Clinton, for her part, points proudly to accomplishments of President Obama (well, most of them, anyway) and promises to improve on them if she is elected. This, of course, assumes that Obama has done good things for the nation that need, at most, a little tweaking to make them even better.

Presidents can’t always do anything they want to do, of course. Congress also has a say in what they do, or at least it would have if congressmen decided to actually do their jobs and govern the country instead of finding ways to avoid working with each other. And then there’s the Supreme Court, which often interrupts the plans of both presidents and congressmen. Those facts alone should dispel any fears about having your guns taken away from you, or that Obama ever could have imposed socialism — real socialism, not the programs Obama actually proposed that people called socialism — on the nation.

In addition, most of what happens in the world is out of the president’s control. It was silly when Obama was being blamed for the high price of gasoline, and it’s just as silly for him to take credit for the current low prices, which he did recently. He isn’t responsible for the recent spate of police shootings involving black citizens. George Bush wasn’t to blame for the Hurricane Katrina disaster, either.

That said, a president does have considerable power that can mitigate a problem like Katrina. Bush’s response to the storm was rather shaky, and that made it worse. Jimmy Carter erred when he publicly allowed the deposed Shah of Iran into the country, with the result that a number of American diplomats and other officials ended up spending 444 days as hostages.
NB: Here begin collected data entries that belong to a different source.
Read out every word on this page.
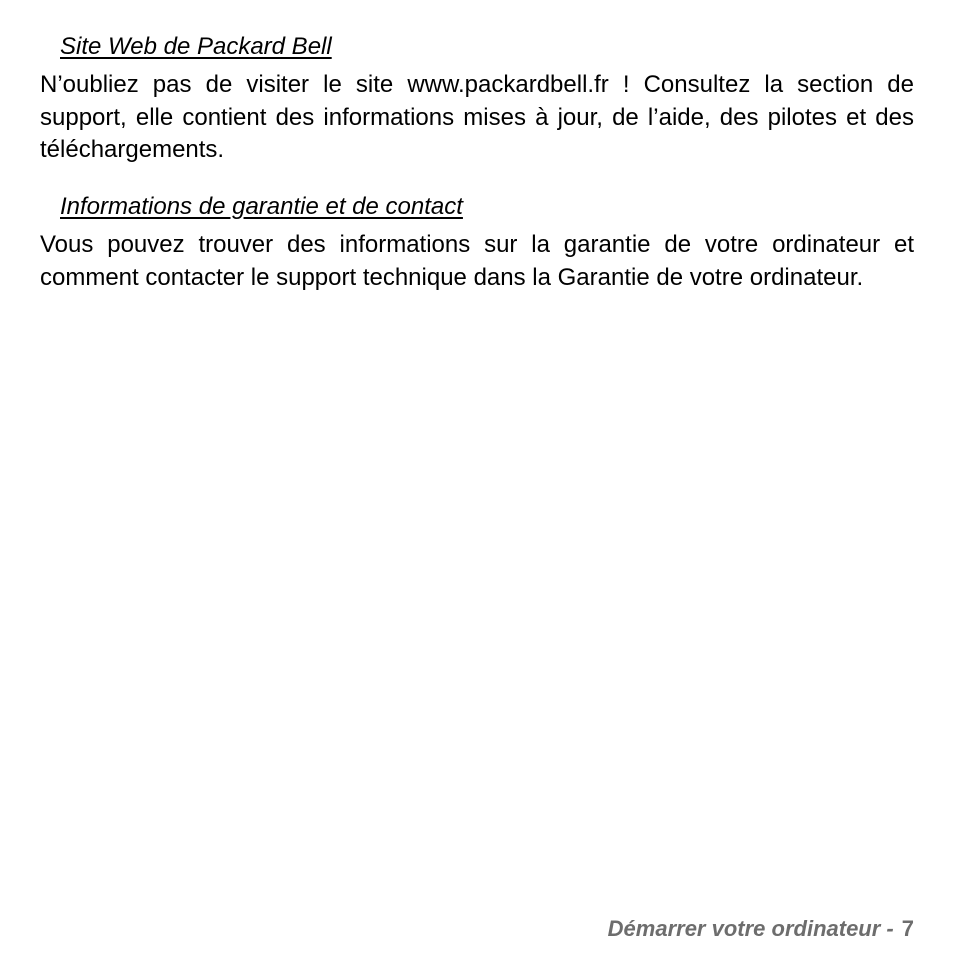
Site Web de Packard Bell

N’oubliez pas de visiter le site www.packardbell.fr ! Consultez la section de support, elle contient des informations mises à jour, de l’aide, des pilotes et des téléchargements.

Informations de garantie et de contact

Vous pouvez trouver des informations sur la garantie de votre ordinateur et comment contacter le support technique dans la Garantie de votre ordinateur.

Démarrer votre ordinateur - 7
What this all means is that Americans should elect their presidents carefully, especially when it comes to the promises they make. It’s quite easy to promise, as both Clinton and Trump have, to create X number of jobs. They should be pressed to tell us what steps they would take to keep that promise, how much it would cost and where the money would come from to do so. They should also be asked whether keeping a promise is even possible — constitutionally, politically and practically.

What we really need to know, though, is whether they have the knowledge, the insight, the judgment and the temperament to effectively do what we expect from them, as well as the flexibility to adapt when something we don’t expect happens. That’s difficult, maybe even impossible for us as citizens watching an election campaign. But we can listen to what they say and watch how they react when asked a difficult question or when the validity of something they say is challenged.

Then we need to remember something. The job of president of the United States in this century is an incredibly complex and difficult one. No one — not Trump, not Clinton, not even a clone of Ronald Reagan — is fully equipped to do all the things required of the president equally well. They will make mistakes and exercise poor judgment. They will try things that fail. We have to expect that.

Flawed men have been in the White House before, and nearly all of them have made errors and had failures. But our nation is stronger than the one person who occupies the White House, and as a people, we have the power to preserve the nation even if the president fails.

To do it, though, requires us to be united in the effort, regardless of who wins in November.